Kiedy do moich drzwi zapukała sąsiadka, byłam pewna, że jak zwykle wpadła tylko na plotki. Ale ona już od progu krzyknęła.
– Będą nam budować lotnisko na podwórku! Szybko podpisz petycję, że się na to nie zgadzamy!
Różne rzeczy widziałam w swoim życiu, ale nawet dla mnie ta nowina brzmiała dziwnie. Na naszym podwórku miałyby lądować samoloty? Miejsca na to jakby za mało…
– Nie dokładnie na podwórku, lecz na dachu! – wyjaśniła Halina. – Na tym najwyższym budynku, co należy do wojska.
Dodała także, że chodzi o helikoptery.
– To już nie mają poligonu, żeby sobie tam lądować? – zdziwiłam się.
– Ano właśnie! To podpisz mi, kochana, tę petycję! – sapnęła Halina.
Spojrzałam na dokument
– Ale tutaj jest coś o szpitalu… – zagadnęłam zdziwiona. – Bo wiesz, właściwie to chodzi o ten nasz szpital, tu niedaleko. To oni sobie wymyślili, że na dachu sąsiedniego wieżowca będą lądowały helikoptery medyczne! Wyobrażasz to sobie? Śpisz spokojnie, a tutaj nagle w środku nocy huk! Ja to nie wiem, czy nam od tego szyby w oknach nie popękają. Słyszałam o takich przypadkach! – stwierdziła sąsiadka i zrobiła pauzę, patrząc na mnie znacząco.
– No, może być trochę hałasu… – stwierdziłam wymijająco. – Ale wiesz, czytałam, że specjalistyczne oddziały ratunkowe muszą teraz mieć lądowiska, taki jest wymóg Unii…
– Unia! Ciągle tylko ta Unia! – uniosła się Halina. – Ja to już wolę, gdy zajmują się prostowaniem bananów niż lądowaniem helikopterów obok mojego domu! To podpiszesz? – podsunęła mi papier.
– Wiesz… Ja to bym się jeszcze nad tym zastanowiła – stwierdziłam ostrożnie. – Muszę to sobie przemyśleć.
– Nad czym tu myśleć? – obruszyła się.
„A chociażby nad tym, że taki szybki transport helikopterem do szpitala może komuś uratować życie?” – odpowiedziałam w myślach, a głośnio dodałam:
– Wiesz, nie lubię działać impulsywnie, a rozumiem, że to lotnisko nie powstanie jutro, więc mam trochę czasu?

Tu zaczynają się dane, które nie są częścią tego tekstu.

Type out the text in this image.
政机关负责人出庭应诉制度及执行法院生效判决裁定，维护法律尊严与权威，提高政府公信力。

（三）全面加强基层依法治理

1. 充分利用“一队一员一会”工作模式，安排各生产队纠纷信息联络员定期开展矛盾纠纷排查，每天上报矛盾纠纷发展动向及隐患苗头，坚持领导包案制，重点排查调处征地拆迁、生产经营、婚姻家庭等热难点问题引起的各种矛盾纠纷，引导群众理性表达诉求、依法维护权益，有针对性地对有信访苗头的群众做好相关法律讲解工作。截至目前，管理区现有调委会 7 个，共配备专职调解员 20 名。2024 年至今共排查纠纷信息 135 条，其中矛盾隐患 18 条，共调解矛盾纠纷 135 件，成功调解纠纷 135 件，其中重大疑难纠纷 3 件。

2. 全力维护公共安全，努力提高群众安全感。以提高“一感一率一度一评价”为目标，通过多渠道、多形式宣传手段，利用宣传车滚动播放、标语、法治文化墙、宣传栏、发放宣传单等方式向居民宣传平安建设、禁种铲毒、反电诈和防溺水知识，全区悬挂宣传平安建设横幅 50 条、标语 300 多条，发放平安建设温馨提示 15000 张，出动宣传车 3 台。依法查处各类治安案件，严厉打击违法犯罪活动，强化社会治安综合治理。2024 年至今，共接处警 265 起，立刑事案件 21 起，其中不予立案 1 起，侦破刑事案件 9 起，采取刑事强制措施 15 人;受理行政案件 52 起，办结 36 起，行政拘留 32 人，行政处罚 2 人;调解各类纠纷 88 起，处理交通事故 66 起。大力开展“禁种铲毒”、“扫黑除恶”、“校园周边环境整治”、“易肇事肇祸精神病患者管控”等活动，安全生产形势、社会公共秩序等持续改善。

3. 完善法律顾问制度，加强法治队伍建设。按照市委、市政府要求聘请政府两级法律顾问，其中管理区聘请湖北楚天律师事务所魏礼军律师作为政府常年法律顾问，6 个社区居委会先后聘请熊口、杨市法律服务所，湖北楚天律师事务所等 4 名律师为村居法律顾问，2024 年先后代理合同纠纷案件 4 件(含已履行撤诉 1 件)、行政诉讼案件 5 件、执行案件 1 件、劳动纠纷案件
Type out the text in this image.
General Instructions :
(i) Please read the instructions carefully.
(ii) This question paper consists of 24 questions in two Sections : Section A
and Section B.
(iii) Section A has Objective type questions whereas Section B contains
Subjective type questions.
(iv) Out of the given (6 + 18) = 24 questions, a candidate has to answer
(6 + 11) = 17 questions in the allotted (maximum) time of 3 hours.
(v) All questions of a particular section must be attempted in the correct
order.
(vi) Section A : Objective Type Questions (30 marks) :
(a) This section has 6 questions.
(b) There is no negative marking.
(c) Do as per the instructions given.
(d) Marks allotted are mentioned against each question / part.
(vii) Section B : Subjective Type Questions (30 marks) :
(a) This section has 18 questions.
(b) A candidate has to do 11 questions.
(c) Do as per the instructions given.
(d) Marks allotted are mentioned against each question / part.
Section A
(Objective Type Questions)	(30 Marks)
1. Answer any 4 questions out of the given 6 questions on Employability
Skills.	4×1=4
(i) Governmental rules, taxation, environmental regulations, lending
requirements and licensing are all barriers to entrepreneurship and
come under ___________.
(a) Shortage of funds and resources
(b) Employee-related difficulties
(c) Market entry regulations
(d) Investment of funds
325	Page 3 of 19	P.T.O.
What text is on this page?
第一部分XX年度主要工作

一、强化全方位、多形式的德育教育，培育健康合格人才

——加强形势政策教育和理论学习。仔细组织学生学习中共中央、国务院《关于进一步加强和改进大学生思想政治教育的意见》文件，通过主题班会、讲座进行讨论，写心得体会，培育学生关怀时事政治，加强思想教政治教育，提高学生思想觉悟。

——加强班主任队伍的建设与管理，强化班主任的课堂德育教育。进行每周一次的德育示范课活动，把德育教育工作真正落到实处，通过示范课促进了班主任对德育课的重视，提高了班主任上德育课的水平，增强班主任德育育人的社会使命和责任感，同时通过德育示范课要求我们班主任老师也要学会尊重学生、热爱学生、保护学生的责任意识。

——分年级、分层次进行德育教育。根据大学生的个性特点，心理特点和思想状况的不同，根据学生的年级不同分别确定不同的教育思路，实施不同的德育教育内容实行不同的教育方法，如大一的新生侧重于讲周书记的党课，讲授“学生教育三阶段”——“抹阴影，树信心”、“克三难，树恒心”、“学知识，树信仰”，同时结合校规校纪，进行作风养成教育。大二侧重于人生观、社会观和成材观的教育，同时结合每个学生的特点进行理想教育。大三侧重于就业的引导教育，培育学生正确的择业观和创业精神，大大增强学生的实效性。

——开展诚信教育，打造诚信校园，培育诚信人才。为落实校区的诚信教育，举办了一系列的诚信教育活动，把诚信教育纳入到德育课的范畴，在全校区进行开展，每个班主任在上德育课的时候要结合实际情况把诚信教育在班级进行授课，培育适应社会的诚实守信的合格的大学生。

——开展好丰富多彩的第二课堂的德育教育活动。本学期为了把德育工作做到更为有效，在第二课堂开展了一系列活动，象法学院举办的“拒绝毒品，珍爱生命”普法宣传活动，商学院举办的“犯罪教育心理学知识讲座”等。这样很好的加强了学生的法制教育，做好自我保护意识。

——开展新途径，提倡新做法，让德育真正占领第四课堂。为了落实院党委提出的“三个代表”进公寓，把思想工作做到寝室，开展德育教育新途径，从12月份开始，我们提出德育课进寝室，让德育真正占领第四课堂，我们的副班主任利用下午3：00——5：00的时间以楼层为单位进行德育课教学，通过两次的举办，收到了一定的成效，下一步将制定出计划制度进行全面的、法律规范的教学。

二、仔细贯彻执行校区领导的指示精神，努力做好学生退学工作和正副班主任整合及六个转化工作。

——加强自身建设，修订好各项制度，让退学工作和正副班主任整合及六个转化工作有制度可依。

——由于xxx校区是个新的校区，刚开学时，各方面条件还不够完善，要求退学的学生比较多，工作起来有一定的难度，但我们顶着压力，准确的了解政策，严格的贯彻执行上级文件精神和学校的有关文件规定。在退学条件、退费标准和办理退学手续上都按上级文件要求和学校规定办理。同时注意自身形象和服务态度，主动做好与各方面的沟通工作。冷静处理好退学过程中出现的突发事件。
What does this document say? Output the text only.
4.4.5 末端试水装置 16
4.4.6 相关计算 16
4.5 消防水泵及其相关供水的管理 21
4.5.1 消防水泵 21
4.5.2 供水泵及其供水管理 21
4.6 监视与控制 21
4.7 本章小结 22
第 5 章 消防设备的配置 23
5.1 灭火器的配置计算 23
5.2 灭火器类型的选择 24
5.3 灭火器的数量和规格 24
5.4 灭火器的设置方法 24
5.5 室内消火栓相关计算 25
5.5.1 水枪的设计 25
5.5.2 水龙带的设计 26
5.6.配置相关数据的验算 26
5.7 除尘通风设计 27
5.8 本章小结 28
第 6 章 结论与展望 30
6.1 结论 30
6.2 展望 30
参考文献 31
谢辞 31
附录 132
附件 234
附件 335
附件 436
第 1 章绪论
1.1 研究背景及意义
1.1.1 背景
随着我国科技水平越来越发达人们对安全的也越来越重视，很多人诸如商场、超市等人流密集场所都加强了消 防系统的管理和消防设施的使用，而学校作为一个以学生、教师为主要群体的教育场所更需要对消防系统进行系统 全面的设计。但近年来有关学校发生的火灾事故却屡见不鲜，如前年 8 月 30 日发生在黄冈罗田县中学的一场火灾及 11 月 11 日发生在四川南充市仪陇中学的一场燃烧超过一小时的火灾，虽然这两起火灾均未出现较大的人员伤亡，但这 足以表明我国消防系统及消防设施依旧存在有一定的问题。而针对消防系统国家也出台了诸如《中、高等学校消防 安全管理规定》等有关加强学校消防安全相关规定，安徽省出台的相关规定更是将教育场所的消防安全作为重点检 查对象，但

– Niby masz. Muszę jeszcze oblecieć dwa sąsiednie bloki, a sama wiesz, jak czasami trudno zastać ludzi w domu – westchnęła.
– Słuchaj, a ile razy w tygodniu będą lądowały te helikoptery? – zagadnęłam.
– A bo ja wiem? – wzruszyła ramionami. – Ale nawet gdyby miały tylko raz na miesiąc, to i tak o ten jeden raz za dużo!
No cóż… Z takim nastawieniem trudno mi było polemizować.
Miałam zupełnie inne zdanie na temat lądowiska
Może dlatego, że w młodości byłam honorowym dawcą krwi? Kiedy człowiek ma świadomość, że jego krew uratowała zdrowie, a może nawet i życie wielu ludziom, inaczej patrzy na takie sprawy. Wiadomo, że często liczą się dosłownie sekundy, a transport powietrzny jest najszybszy. Halina jednak tego nie rozumiała… Nachodziła mnie z żądaniami podpisania petycji i była coraz bardziej natarczywa.
– Zobaczysz, nie zaznamy spokoju we własnych łóżkach! Wyobrażasz sobie te hałasy w nocy? – usiłowała wyjaśnić mi niebezpieczeństwo. – A przecież w naszym domu mieszka tak wiele starszych osób! I dzieci! Mamy prawo do ciszy.
– Halinko, zrozum, oni ratują ludzkie życie! – wypaliłam jej w końcu.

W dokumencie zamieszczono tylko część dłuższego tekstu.